IPv4 connections (states) being incorrectly matched by IPv6 rule?
-
I'm noticing a behavior that I can't explain. Unsure if it's a bug, or I'm misunderstanding the output. I'm running
25.11.b.20251111.2016on a 6100.I have 2 "catch all" style rules at the bottom of my LAN interface tab to allow outbound v4 and v6 traffic from the local subnet(s).
When I click the numbers in the States column of the IPv6 rule (to navigate to the Diagnostics → States page) I'm seeing many IPv4 states being captured by this rule. Why is this? Shouldn't having IPv6 selected for Address Family on the rule limit its scope to IPv6 connections only?

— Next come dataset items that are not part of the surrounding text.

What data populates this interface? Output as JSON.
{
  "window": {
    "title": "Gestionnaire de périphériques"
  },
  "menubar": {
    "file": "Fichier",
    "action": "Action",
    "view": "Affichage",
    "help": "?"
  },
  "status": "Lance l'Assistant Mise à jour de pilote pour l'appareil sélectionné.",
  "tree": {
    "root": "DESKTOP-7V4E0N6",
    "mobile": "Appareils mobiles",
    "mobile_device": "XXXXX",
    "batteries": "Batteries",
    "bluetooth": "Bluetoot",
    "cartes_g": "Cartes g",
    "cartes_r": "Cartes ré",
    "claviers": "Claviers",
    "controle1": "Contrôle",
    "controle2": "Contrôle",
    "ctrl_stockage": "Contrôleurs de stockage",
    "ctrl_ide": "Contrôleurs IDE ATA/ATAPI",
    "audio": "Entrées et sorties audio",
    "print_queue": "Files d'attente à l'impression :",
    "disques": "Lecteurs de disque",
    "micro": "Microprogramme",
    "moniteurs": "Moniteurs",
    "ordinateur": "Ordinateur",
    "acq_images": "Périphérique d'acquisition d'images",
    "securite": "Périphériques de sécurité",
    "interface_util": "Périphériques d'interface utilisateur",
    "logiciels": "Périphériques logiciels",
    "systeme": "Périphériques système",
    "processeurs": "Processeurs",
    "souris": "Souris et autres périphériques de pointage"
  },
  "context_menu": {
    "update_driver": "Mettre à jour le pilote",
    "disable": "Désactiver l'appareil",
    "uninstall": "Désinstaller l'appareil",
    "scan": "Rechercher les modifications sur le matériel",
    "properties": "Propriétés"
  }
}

As part of my troubleshooting, I thought maybe the builtin "LAN subnets" alias was causing this since it contains both the V4 and the V6 subnet. I created separate aliases explicitly targeting only the V4/V6 ranges respectively, and applied those instead. BUT that did not change this behavior.
Anyone got a clue what's going on here?
Here are those rules straight from
rules.debug# egrep 'inet.? access' /tmp/rules.debug pass in quick on $LAN inet from $n_LAN_net to any ridentifier 1648647011 keep state label "id=1648647011" label "tags=user_rule" label "descr=inet access" pass in quick on $LAN inet6 from $n_v6_henet_subnet to any ridentifier 0100000102 keep state label "id=0100000102" label "tags=user_rule" label "descr=inet6 access"And some screenshots below...
Original rules on LAN tab (using builtin "LAN subnets" alias)
About to click to Diagnostics → States page...
Mix of v4 + v6 states shown even though rule 312 should be scoped to IPV6 only
Here's zeroing in on a specific state (why is this state created by rule 312?)
After explicitly defining separate source v4/v6 subnets (did not change behavior)
-
@luckman212 Can you confirm output of
pfctl -vvsrshowing that 312 is, in fact, the relevant IPv6-only Rule ID?Any screencaps of the state table should also include the filtered criteria within the capture.
Preliminarily I'm unable to recreate on CE (
2.8.1-RELEASE). But I'm also aware that some ruleset changes, a la rule labels, are being rolled out to development snapshots. -
pfctl -vvsr | grep @312would be even better in order to determine if there's more than one Rule ID 312. Apparently, unique Rule IDs are not enforced. -
@tinfoilmatt I've made a couple of changes since posting this, and the rule ID is now
@313but here's the relevant output (confirms this is the one and only rule):# pfctl -vvsr | grep 'inet6 access' @313 pass in quick on ix1 inet6 from <n_v6_henet_subnet:1> to any flags S/SA keep state (if-bound) label "id=0100000102" label "tags=user_rule" label "descr=inet6 access" ridentifier 100000102 # pfctl -vvsr | grep @313 @313 pass in quick on ix1 inet6 from <n_v6_henet_subnet:1> to any flags S/SA keep state (if-bound) label "id=0100000102" label "tags=user_rule" label "descr=inet6 access" ridentifier 100000102 -
@luckman212 So that's expected, good. Now how about when you filter state table by "313"?
-
By the way, if you're actively modifying the ruleset, including reloading it, without flushing states in between—I assume that could lead to the apparent 'mixing' of states.
-
if you're actively modifying the ruleset, including reloading it, without flushing states in between—I assume that could lead to the apparent 'mixing' of states.
@tinfoilmatt Ah, maybe that's what was happening. I just crashed and core dumped my whole system re-testing the EIM NAT patch (waiting for new kernel to land with @kprovost 's patch) and after the fresh boot, things seem to be working:
-
@tinfoilmatt said in IPv4 connections (states) being incorrectly matched by IPv6 rule?:
Apparently, unique Rule IDs are not enforced.
The rule ID referenced there is the "ridentifier" of the rule. The rule ID referenced by the Diagnostics > States page is the rule number. Neither is unique. In the case of the ridentifier, duplicates are only expected with IPv4+IPv6 rules. In the case of the rule number, duplicates are only expected between rule "types" (e.g. scrub, pass/block/match, ethernet) and anchors.
-
@marcosm Appreciate all this clarification. Thanks.